While checking the area where the bandits dropped the gold, Howard and Curtin notice some empty sacks and surmise that the winds must have carried the gold away, back to the mountain from which it came. They accept the loss with equanimity, Howard proclaiming it a good joke and laughing while doing a little jig. They part ways, Howard returning to the indio village, where the natives have offered him a permanent home and position of honour, and Curtin returning home to the United States, where he will seek out the widow of Cody in the peach orchards of Texas.Humphrey Bogart as Fred C. Dobbs
Walter Huston as Howard
Tim Holt as Bob Curtin
Bruce Bennett as James Cody
Barton MacLane as Pat McCormick
Alfonso Bedoya as Gold Hat
Arturo Soto Rangel as El Presidente
Manuel Dondé as El Jefe
José Torvay as Pablo
Margarito Luna as Pancho
Robert Blake as the Mexican Boy Selling Lottery Tickets (uncredited)
John Huston as the American in Tampico in the White Suit (uncredited)
The film is often described as a story about the corrupting influence of greed. Film critic Roger Ebert expanded upon this idea, saying that "The movie has never really been about gold but about character." In addition, reviewers have noted the importance not just of greed and gold, but also of nature and its desolateness as an influence on the actions of the men. However, the ability of the film to comment on human nature generally has been questioned, in view of the fact that Dobbs' character is so evidently flawed from the beginning.
According to Variety the film earned $2.3 million in the US in 1948.
John Huston won the Academy Award for Directing and Academy Award for Writing Adapted Screenplay in 1948 for his work on The Treasure of the Sierra Madre. Walter Huston, John Huston's father, also won the Academy Award for Best Supporting Actor for his role in this film, the first father-son win. The film was nominated for the Best Picture award, but lost to Laurence Olivier's film adaptation of Hamlet.

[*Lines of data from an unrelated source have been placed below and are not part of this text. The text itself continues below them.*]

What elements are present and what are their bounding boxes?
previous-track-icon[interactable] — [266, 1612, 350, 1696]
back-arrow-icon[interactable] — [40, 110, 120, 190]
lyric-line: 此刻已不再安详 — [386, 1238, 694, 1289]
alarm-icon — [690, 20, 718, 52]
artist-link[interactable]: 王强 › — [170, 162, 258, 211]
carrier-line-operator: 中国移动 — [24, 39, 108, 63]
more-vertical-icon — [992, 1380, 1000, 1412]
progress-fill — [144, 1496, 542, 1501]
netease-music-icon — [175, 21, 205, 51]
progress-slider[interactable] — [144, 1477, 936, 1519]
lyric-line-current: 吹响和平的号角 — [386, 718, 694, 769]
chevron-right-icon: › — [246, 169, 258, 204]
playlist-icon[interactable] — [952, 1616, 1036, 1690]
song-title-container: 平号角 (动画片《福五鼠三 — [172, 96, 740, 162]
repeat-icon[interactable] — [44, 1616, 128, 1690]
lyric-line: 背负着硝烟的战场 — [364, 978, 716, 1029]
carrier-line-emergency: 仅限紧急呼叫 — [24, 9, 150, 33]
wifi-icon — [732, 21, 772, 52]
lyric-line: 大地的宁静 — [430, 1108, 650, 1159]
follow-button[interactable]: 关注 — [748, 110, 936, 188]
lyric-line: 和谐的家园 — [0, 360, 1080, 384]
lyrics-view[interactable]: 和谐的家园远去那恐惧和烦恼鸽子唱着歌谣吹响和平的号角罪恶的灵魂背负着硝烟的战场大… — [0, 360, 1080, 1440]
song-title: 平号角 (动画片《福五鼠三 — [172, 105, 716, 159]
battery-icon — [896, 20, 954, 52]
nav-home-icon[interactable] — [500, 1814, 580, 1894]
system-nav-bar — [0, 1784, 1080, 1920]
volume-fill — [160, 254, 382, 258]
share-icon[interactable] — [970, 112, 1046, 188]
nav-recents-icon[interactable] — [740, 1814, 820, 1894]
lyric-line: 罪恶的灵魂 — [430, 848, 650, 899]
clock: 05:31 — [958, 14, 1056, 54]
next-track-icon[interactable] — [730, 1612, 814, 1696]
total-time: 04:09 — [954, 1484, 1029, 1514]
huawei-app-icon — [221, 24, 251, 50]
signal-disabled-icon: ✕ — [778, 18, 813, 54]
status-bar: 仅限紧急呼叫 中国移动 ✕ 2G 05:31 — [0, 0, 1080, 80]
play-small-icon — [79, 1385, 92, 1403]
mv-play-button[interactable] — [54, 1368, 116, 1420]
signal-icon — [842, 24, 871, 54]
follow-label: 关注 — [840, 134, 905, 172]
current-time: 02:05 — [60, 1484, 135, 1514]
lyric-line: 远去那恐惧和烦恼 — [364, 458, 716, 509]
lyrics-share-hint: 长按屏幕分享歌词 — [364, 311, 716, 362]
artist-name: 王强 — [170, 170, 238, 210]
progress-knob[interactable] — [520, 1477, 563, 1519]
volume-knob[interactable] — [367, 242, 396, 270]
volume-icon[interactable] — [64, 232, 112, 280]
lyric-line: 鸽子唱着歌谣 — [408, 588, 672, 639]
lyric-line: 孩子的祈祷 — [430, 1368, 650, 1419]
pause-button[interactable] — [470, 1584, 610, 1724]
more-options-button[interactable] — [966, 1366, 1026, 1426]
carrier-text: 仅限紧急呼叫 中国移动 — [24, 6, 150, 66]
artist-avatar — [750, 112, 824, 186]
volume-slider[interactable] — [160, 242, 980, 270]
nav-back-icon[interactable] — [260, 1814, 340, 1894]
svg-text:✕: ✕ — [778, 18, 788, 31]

In 1990, this film was selected for preservation in the United States National Film Registry by the Library of Congress as being "culturally, historically, or aesthetically significant". The film was among the first 100 films to be selected.
Director Stanley Kubrick listed The Treasure of the Sierra Madre as his 4th favorite film of all time in a 1963 edition of Cinema magazine. Director Sam Raimi ranked it as his favorite film of all time in an interview with Rotten Tomatoes and director Paul Thomas Anderson watched it at night before bed while writing his film There Will Be Blood.American Film Institute recognition
AFI's 100 Years... 100 Movies – No. 30
AFI's 100 Years... 100 Thrills – No. 67
AFI's 100 Years... 100 Heroes and Villains:
Fred C. Dobbs – Nominated Villain
AFI's 100 Years... 100 Movie Quotes:
"Badges? We ain't got no badges! We don't need no badges! I don't have to show you any stinking badges!" – No. 36
AFI's 100 Years of Film Scores – Nominated
AFI's 100 Years... 100 Movies (10th Anniversary Edition) – No. 38
Breaking Bad creator Vince Gilligan has also cited the film as one of his personal favorites. A key scene from the film was emulated in "Buyout", the sixth episode of the series' fifth season.